From the initial estimate $n=400$, known to be a lower bound, write
$$\left[\dfrac{400+m}{5}\right]+\left[\dfrac{400+m}{5^2}\right]+\left[\dfrac{400+m}{5^3}\right]+\cdots=80+\left[\dfrac{m}{5}\right]+16+\left[\dfrac{m}{5^2}\right]+3+\left[\dfrac{25+m}{5^3}\right]+\left[\dfrac{400+m}{5^4}\right]++\left[\dfrac{400+m}{5^5}\right]+\cdots=100.$$
So you need
$$\left[\dfrac{m}{5}\right]+\left[\dfrac{m}{5^2}\right]+\left[\dfrac{25+m}{5^3}\right]+\left[\dfrac{400+m}{5^4}\right]+\left[\dfrac{400+m}{5^5}\right]+\cdots=1,$$
which is achieved for $\left[\dfrac m5\right]=1$, by inspection (for all $m$ such that $\left[\dfrac m5\right]\le1$, all terms but the first vanish).

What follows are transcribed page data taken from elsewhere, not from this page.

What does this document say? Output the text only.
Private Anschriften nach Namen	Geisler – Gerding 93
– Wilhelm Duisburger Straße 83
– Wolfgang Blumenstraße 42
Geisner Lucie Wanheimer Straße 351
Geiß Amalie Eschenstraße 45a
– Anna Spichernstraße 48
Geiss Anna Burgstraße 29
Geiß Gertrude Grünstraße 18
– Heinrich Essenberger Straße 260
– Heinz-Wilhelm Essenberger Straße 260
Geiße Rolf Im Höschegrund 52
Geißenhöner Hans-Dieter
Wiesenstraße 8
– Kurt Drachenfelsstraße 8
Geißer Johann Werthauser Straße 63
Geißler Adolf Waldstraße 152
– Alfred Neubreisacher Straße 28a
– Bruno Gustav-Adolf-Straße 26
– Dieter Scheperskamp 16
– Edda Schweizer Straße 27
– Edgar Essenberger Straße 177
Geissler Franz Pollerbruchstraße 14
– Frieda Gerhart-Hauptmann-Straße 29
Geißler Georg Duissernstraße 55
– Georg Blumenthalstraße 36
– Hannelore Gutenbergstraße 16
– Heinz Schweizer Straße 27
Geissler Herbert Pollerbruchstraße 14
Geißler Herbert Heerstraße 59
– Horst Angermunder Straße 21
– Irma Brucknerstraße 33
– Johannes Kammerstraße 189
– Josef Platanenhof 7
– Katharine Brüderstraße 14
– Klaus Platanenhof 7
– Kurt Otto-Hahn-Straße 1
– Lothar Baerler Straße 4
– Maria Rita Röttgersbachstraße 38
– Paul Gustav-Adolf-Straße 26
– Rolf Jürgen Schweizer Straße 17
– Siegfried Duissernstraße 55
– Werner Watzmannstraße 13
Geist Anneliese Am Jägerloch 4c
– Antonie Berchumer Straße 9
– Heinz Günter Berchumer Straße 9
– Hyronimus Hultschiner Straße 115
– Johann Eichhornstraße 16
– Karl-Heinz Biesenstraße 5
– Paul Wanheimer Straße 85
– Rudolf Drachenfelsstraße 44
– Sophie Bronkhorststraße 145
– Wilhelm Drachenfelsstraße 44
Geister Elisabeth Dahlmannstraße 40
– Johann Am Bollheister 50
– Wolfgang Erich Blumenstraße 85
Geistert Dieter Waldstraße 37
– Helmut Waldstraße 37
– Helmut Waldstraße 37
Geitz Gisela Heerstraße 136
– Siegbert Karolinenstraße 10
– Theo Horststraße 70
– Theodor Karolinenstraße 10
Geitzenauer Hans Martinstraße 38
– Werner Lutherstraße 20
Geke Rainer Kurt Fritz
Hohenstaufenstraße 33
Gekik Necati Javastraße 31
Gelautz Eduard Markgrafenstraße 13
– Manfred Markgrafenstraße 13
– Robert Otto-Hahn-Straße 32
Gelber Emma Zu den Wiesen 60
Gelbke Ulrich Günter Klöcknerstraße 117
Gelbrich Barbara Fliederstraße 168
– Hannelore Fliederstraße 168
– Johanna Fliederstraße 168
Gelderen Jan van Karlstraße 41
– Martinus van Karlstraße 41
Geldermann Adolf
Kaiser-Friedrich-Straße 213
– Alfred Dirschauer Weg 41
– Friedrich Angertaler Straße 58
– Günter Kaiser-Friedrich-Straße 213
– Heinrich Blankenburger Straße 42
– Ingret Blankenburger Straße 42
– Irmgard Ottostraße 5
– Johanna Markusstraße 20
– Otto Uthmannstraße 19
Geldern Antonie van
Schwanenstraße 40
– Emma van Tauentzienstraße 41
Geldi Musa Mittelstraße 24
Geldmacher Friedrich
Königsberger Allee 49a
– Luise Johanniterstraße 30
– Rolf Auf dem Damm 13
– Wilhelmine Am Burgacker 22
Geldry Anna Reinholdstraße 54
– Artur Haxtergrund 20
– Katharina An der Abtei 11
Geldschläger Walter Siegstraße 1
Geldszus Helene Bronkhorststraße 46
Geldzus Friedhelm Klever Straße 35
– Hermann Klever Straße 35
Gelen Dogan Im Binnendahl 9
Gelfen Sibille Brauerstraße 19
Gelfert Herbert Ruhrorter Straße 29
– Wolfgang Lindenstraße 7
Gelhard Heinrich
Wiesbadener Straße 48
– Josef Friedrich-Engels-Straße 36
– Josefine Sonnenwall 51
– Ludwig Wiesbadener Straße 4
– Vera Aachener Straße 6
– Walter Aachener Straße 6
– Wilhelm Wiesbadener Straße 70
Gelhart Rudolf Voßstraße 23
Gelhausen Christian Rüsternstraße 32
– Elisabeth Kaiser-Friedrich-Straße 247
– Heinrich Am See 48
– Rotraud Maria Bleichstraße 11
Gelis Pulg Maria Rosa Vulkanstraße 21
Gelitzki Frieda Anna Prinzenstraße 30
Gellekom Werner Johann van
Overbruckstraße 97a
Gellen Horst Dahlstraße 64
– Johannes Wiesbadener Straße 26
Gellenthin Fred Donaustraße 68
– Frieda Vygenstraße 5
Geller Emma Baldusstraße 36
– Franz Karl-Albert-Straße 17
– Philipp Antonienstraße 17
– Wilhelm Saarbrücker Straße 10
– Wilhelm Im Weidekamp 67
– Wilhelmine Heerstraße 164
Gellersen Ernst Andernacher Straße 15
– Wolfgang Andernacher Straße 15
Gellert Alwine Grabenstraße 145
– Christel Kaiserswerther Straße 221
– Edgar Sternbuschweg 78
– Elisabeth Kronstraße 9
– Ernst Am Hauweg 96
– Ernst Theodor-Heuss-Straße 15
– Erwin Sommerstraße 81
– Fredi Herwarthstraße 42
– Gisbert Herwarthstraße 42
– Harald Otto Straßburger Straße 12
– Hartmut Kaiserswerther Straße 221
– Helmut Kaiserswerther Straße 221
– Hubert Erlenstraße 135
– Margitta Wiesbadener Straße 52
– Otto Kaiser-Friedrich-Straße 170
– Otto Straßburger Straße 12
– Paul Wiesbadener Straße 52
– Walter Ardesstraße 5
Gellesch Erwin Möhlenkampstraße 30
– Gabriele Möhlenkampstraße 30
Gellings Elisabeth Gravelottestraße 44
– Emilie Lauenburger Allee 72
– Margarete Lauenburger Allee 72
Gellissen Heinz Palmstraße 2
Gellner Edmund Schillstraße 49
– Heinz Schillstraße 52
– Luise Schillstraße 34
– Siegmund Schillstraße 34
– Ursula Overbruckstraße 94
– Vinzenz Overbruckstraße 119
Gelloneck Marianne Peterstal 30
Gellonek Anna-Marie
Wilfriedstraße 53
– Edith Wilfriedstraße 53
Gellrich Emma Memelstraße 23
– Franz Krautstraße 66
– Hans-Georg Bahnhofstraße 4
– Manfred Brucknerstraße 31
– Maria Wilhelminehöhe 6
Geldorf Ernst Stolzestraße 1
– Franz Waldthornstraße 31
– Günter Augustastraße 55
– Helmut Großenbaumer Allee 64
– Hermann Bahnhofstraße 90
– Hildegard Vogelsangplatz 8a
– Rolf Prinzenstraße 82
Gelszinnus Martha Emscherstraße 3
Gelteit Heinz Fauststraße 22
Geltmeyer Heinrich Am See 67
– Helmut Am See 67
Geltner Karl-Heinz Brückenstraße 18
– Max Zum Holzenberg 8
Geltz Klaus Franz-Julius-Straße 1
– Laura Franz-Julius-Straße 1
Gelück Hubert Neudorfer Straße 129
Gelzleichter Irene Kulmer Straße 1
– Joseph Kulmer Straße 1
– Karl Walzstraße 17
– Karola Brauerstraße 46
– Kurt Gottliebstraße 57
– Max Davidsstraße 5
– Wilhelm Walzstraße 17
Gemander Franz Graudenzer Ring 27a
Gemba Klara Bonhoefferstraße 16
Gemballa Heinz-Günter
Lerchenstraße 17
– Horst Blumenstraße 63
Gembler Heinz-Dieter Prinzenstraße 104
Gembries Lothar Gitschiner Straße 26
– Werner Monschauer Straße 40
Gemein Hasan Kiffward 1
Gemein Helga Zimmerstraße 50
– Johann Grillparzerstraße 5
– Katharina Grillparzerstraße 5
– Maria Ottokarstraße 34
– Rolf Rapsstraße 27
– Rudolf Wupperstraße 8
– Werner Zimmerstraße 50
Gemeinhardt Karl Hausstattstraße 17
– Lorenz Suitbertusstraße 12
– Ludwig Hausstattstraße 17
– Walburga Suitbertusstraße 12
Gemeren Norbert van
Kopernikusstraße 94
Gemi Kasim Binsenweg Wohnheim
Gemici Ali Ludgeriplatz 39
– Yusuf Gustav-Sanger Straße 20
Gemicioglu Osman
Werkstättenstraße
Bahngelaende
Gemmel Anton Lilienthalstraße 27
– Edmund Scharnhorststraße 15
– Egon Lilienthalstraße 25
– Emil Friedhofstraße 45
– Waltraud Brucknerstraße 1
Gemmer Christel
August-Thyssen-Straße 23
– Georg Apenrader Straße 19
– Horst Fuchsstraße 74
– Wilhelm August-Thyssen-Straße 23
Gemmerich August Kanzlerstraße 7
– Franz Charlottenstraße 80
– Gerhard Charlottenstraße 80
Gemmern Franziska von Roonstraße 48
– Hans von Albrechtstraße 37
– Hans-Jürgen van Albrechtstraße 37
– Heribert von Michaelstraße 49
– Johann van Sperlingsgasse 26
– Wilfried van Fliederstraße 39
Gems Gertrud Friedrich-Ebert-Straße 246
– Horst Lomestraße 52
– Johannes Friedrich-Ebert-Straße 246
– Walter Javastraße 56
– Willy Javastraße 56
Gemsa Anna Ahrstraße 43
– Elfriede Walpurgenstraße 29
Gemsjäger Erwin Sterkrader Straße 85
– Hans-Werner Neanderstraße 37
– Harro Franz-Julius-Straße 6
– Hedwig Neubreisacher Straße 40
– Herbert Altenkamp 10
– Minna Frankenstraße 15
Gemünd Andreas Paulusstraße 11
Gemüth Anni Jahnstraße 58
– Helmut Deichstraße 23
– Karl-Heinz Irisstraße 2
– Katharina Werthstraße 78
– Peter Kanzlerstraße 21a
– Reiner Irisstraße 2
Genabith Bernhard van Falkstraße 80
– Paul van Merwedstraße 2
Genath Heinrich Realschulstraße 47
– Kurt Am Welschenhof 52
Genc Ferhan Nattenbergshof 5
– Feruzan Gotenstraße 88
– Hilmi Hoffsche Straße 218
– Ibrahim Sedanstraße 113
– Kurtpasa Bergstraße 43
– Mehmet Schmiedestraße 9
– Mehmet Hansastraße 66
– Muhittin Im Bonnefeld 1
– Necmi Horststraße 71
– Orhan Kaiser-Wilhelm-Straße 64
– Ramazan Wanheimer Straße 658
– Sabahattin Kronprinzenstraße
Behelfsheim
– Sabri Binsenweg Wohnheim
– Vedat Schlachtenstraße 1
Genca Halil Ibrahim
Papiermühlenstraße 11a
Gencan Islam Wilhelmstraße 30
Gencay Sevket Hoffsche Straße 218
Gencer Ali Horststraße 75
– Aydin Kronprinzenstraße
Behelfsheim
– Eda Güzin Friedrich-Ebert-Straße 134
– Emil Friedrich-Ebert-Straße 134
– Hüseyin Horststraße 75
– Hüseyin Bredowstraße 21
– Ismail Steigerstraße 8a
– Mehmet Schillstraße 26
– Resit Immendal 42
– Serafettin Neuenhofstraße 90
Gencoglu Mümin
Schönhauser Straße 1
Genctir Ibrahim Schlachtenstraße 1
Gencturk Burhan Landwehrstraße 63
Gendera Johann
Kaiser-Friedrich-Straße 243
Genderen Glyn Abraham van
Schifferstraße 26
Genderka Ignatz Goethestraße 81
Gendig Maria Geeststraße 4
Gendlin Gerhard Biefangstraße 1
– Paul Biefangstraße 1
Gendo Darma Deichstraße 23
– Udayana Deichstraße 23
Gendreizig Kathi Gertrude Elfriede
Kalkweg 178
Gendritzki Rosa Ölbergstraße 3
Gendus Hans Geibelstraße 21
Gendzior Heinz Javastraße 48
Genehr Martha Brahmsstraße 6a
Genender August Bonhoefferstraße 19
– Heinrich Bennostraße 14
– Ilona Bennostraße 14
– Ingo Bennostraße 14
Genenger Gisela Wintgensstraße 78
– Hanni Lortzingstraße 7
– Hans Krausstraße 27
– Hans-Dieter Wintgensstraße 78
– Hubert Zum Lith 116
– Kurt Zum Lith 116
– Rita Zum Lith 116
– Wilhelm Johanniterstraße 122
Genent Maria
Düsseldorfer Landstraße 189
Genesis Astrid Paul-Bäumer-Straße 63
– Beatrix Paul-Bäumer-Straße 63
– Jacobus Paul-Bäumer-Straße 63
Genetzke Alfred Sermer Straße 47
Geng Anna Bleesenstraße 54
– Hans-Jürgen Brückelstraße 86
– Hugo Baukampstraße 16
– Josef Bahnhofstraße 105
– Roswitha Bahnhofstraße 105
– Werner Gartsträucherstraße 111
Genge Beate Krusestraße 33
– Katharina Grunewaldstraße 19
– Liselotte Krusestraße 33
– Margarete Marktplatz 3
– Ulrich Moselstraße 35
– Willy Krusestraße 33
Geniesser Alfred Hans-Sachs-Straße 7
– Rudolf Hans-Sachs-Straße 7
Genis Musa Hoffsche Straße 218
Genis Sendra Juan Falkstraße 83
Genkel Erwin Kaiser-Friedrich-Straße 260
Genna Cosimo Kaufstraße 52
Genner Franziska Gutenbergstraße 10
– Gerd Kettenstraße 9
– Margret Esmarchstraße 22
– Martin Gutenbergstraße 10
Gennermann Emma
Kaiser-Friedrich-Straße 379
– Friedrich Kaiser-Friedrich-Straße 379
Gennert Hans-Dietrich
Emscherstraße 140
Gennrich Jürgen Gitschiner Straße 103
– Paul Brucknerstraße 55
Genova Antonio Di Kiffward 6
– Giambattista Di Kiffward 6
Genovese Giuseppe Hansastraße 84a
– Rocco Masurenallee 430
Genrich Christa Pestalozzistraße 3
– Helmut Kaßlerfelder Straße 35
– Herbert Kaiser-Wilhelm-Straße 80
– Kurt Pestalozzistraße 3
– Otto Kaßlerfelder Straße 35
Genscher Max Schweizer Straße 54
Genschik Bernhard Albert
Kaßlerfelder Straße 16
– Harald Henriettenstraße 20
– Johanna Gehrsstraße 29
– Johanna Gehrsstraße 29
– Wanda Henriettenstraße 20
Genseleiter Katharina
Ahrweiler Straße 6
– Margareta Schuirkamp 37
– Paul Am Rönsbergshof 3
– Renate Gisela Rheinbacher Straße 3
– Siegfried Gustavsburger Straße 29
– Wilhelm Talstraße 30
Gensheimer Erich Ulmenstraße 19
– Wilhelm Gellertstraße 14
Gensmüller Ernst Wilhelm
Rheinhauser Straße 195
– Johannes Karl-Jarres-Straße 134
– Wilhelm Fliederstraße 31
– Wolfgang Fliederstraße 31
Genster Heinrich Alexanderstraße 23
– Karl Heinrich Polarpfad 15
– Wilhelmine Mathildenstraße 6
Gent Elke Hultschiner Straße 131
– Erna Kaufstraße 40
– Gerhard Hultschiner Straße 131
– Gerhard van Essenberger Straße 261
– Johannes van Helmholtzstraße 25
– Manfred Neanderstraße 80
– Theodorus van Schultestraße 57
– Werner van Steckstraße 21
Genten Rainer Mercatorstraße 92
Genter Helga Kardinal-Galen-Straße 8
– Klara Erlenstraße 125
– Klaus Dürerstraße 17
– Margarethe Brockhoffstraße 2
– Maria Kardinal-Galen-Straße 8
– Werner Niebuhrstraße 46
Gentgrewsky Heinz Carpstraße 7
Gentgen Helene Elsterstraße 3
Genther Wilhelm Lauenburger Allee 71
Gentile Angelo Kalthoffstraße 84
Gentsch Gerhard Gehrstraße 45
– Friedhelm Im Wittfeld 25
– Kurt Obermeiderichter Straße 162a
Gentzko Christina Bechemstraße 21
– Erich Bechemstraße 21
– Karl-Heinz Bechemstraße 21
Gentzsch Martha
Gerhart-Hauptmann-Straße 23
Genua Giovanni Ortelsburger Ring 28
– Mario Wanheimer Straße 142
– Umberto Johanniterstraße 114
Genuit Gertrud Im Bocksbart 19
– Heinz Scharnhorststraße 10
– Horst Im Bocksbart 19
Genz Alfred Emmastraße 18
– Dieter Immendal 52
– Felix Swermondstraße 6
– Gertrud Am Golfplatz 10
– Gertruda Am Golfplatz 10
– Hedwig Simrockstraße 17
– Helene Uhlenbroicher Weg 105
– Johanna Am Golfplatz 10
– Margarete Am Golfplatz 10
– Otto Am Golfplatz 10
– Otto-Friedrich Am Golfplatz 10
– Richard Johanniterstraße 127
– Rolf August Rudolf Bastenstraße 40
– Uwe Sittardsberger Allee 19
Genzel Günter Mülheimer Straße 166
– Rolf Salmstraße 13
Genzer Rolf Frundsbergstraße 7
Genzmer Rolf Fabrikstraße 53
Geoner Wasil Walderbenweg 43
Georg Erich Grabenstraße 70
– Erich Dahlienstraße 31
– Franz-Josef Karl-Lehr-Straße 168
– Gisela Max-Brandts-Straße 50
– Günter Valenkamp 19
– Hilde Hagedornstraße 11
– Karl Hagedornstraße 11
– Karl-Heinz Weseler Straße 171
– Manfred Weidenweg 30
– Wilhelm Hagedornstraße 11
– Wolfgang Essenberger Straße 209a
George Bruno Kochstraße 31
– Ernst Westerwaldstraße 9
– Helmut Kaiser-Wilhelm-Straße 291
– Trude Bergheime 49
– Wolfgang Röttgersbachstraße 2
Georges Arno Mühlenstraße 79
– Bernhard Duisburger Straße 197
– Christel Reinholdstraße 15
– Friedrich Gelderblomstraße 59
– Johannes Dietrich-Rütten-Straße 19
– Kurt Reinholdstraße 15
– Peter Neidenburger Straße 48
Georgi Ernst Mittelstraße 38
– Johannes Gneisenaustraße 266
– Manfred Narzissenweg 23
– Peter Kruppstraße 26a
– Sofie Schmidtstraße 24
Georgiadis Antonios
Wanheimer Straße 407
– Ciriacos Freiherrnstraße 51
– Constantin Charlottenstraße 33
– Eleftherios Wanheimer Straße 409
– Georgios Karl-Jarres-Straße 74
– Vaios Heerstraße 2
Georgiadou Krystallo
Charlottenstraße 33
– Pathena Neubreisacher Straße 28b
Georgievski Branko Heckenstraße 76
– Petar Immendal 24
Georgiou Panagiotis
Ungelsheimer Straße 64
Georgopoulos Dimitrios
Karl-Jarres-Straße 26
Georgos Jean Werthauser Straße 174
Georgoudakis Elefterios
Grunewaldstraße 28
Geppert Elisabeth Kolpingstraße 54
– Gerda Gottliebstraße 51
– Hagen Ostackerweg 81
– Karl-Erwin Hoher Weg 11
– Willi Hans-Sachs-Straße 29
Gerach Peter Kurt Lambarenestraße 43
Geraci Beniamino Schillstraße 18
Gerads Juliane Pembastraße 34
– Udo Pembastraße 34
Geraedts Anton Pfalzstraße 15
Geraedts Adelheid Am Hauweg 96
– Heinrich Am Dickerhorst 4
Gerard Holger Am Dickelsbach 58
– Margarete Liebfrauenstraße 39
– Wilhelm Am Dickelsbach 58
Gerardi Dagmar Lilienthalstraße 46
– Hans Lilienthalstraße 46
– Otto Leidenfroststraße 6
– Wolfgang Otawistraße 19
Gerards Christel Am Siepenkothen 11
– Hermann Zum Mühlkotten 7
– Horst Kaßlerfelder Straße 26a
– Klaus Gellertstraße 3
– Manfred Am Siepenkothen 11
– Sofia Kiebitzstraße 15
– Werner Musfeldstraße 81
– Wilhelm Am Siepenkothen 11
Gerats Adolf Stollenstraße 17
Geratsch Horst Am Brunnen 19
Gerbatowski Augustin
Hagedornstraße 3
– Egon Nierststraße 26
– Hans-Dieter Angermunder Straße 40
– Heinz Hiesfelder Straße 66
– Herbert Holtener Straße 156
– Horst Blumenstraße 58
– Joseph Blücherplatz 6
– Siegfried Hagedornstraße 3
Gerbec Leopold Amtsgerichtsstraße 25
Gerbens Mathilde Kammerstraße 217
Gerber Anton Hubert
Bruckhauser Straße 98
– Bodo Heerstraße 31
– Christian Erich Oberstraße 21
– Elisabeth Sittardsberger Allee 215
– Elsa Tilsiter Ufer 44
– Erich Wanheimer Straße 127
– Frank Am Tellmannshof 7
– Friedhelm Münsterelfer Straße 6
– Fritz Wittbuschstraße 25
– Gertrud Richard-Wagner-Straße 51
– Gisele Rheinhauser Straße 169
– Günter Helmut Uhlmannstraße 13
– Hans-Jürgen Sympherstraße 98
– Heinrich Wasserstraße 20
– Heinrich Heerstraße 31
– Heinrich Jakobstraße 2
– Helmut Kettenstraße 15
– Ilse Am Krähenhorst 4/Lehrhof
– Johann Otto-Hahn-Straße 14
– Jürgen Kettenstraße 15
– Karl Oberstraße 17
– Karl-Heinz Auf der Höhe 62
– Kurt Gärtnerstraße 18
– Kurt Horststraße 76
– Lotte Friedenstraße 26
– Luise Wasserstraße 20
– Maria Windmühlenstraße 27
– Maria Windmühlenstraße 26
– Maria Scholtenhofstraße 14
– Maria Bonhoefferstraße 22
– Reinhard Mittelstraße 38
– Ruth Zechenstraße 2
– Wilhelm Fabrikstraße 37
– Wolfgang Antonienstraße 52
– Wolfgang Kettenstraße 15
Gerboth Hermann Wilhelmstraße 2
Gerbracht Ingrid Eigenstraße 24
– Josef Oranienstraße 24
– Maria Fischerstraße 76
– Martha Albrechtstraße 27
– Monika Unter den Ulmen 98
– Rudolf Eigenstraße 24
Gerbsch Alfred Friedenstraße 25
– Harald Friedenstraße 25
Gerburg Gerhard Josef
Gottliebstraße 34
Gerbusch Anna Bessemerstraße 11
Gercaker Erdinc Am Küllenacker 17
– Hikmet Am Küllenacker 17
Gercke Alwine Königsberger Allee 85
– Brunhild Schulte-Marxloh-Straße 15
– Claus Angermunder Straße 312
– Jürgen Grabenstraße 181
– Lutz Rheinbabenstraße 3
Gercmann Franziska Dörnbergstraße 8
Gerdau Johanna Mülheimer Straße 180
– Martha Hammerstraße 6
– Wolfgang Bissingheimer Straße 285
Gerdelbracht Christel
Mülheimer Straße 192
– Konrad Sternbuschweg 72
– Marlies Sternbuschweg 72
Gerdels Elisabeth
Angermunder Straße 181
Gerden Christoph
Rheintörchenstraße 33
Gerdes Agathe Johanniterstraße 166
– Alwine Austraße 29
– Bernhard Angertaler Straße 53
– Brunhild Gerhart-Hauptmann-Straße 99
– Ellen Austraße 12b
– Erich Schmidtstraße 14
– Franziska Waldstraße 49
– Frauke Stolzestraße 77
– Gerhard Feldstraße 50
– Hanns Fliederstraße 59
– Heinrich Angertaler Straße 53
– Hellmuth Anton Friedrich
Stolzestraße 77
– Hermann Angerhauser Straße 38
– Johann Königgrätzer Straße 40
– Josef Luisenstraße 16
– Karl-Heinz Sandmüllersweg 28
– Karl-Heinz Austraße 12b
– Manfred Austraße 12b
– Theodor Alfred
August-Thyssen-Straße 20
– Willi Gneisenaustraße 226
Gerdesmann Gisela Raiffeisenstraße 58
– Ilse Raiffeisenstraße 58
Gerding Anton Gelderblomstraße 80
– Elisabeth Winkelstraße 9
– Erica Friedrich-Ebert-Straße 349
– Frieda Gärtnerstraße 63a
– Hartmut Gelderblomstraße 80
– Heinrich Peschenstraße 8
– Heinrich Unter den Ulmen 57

Your estimate is not wrong. You estimated $n>400$. And it is true for $n=405, 406, 407, 408, 409$.
They all satisfy $n>400$.
Your estimate is not accurate because:
You should change this:
$$\color\red{100\leq\sum\limits_{k=1}^{\infty}\dfrac{n}{5^k}=n/4}$$
To this:
$$\color\green{100=\sum\limits_{k=1}^{\log_5n}\left\lfloor\dfrac{n}{5^k}\right\rfloor<\sum\limits_{k=1}^{\log_5n}\dfrac{n}{5^k}<\sum\limits_{k=1}^{\infty}\dfrac{n}{5^k}=n/4}$$
Keep in mind that we are dealing with positive integers here.
Therefore $k>\log_5n\implies5^k>n\implies\dfrac{n}{5^k}<1\implies\left\lfloor\dfrac{n}{5^k}\right\rfloor=0$.